Will
I wonder if Massachusetts has a similar system as California where a representative of the Probation or Corrections department is responsible for interviewing researching and making a post sentencing recommendation to the Judge when deciding what sentence is to be imposed on a convicted person? If so does the Commonwealth have a legal framework under which this process works? Apparently in California the process is extremely opaque. Judge Persky in the Stanford rape case is being vilified by accepting this pre-sentencing report recommendation rather than following the law. But no one knows who did it; the writer is anonymous, only the court has seen it, what went into it, why it does not follow the legal code for the felonies the person was convicted of, what the rational was for the recommendation, if there are conflicts of interest in the process. Apparently according to a commentary in the Huffington Post, which I can not find right now, there are no standards and the report writer can consider anything and everything. The court the writer was convicted was Federal court in Connecticut. And the poster was complaining that the recommendation in their case considered factors that were not part of the trial, problems between the writer and his attorney and resulted in a vast increase in prison time with no ability to challenge the writer’s supposition of the facts or reasoning. The point is that the writer has vast power and basically no supervision on the recommendation they write, which is not how I envision our courts working.
It appears that in many states California included, these evaluations are made by private companies that also are responsible for providing parole monitoring and profit from putting people on parole for long periods of time by imposing fees for services and collecting fees from the state for the services provided the paroled person. One would think this is a conflict of interest.
It seems to me that the commonwealth would be well served if these reports were public after there use and available to the lawyers in the case, standardized, published, signed and the writers should be required to follow precedent the same way lawyers have to follow rules and precedent in their argument. This way a recommendation that falls outside normal practice would need to be vetted and justified. I am not opposed to making recommendations that result in lighter sentences, there needs to be an accountable process in doing so. It appears to me the problem in the Stanford Case was the following of the Probation Department report instead of the law for what ever reason, and not vetting the proposed sentence with the lawyers.

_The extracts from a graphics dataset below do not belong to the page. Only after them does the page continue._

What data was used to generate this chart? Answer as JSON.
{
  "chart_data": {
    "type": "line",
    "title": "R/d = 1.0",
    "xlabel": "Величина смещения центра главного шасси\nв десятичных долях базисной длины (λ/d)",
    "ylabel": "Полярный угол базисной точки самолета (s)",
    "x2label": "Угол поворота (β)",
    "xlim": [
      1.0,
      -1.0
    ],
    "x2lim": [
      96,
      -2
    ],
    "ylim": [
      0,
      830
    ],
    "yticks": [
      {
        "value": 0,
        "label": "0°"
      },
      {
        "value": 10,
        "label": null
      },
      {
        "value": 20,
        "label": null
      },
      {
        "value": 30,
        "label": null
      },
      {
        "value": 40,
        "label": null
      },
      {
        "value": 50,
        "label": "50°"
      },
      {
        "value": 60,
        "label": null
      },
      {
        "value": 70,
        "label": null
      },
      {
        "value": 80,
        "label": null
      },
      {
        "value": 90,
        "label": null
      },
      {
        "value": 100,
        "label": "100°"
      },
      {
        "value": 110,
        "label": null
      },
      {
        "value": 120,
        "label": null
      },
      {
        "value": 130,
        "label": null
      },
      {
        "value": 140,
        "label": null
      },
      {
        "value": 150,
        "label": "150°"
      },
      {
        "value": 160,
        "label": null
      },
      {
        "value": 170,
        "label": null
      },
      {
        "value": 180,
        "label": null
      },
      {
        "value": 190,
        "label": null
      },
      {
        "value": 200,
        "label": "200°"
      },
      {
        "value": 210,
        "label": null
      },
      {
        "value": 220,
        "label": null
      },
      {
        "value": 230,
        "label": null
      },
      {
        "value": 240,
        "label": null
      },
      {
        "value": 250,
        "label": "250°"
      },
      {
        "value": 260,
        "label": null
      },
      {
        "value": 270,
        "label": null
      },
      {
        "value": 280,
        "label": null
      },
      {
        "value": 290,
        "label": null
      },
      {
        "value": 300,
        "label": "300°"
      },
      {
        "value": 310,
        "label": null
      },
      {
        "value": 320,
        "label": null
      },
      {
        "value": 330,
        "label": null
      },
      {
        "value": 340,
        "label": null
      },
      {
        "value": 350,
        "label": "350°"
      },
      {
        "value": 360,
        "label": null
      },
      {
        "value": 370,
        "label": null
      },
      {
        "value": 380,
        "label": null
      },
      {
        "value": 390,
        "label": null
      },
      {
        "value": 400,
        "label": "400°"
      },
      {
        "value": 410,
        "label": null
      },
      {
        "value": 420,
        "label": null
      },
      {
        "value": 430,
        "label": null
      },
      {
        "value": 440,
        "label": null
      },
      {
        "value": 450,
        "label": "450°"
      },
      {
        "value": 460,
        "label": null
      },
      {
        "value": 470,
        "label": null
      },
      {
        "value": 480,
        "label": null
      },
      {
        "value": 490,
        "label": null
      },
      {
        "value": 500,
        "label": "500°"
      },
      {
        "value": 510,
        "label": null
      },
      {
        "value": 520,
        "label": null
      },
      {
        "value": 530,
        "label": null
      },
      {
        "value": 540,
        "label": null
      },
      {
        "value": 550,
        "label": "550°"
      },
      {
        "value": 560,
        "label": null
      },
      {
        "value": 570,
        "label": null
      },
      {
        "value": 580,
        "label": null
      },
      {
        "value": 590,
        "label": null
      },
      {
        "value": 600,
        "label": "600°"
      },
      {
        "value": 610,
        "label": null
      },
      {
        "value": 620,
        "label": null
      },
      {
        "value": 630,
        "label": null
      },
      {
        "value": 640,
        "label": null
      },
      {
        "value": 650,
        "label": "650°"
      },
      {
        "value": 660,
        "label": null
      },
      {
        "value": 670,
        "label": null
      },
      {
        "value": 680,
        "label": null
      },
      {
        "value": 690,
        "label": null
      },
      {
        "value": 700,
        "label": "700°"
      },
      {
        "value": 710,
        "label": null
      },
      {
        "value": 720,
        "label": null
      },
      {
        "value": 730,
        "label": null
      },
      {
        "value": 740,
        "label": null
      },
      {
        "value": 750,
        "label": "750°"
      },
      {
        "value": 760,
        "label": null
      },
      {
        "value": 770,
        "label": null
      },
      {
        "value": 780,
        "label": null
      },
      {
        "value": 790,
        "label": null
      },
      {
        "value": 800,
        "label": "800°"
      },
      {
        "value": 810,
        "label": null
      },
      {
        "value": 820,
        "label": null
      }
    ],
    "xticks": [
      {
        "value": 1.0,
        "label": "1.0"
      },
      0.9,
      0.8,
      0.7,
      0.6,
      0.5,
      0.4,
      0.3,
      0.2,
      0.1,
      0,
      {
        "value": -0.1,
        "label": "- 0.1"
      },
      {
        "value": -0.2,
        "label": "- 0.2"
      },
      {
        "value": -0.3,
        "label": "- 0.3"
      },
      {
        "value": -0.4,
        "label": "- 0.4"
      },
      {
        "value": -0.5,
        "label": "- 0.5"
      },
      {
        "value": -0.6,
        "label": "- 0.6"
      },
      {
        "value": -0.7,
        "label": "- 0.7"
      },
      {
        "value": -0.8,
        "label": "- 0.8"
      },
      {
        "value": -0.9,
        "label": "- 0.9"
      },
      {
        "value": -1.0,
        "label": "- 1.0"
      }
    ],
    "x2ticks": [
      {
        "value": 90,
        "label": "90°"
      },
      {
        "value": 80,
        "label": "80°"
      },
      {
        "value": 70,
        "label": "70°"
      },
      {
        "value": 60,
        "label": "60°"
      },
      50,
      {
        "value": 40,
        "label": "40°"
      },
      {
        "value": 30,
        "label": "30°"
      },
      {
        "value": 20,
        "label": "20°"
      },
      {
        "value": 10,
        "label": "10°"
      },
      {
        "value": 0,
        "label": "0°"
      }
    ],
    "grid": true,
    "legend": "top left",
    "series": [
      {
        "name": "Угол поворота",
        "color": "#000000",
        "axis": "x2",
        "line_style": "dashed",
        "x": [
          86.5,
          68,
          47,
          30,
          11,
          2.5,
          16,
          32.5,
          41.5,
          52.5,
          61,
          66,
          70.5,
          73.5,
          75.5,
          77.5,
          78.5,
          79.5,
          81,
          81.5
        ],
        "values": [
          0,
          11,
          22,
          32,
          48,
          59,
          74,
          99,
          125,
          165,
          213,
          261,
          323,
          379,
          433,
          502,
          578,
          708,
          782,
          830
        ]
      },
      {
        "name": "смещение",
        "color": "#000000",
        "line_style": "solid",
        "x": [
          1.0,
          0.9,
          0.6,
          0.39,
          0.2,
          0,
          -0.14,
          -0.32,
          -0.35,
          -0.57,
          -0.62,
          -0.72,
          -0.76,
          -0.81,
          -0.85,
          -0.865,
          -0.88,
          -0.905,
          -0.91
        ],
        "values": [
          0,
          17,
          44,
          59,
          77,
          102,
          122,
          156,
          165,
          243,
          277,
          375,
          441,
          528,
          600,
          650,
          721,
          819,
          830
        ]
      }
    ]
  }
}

Interesting set of questions raised here.
During the sentencing process a wide range of information can be considered which may not meet the high standards of evidence required during the trial process. Typically, both the defense and the prosecution make arguments based on hearsay. However, Massachusetts does not have a routine process by which a third party like the probation department does research and makes a recommendation.
Sometimes sentencing can be opaque in Massachusetts — it is not uncommon for the parties to meet with the judge in the judge’s chambers to work out a plea agreement.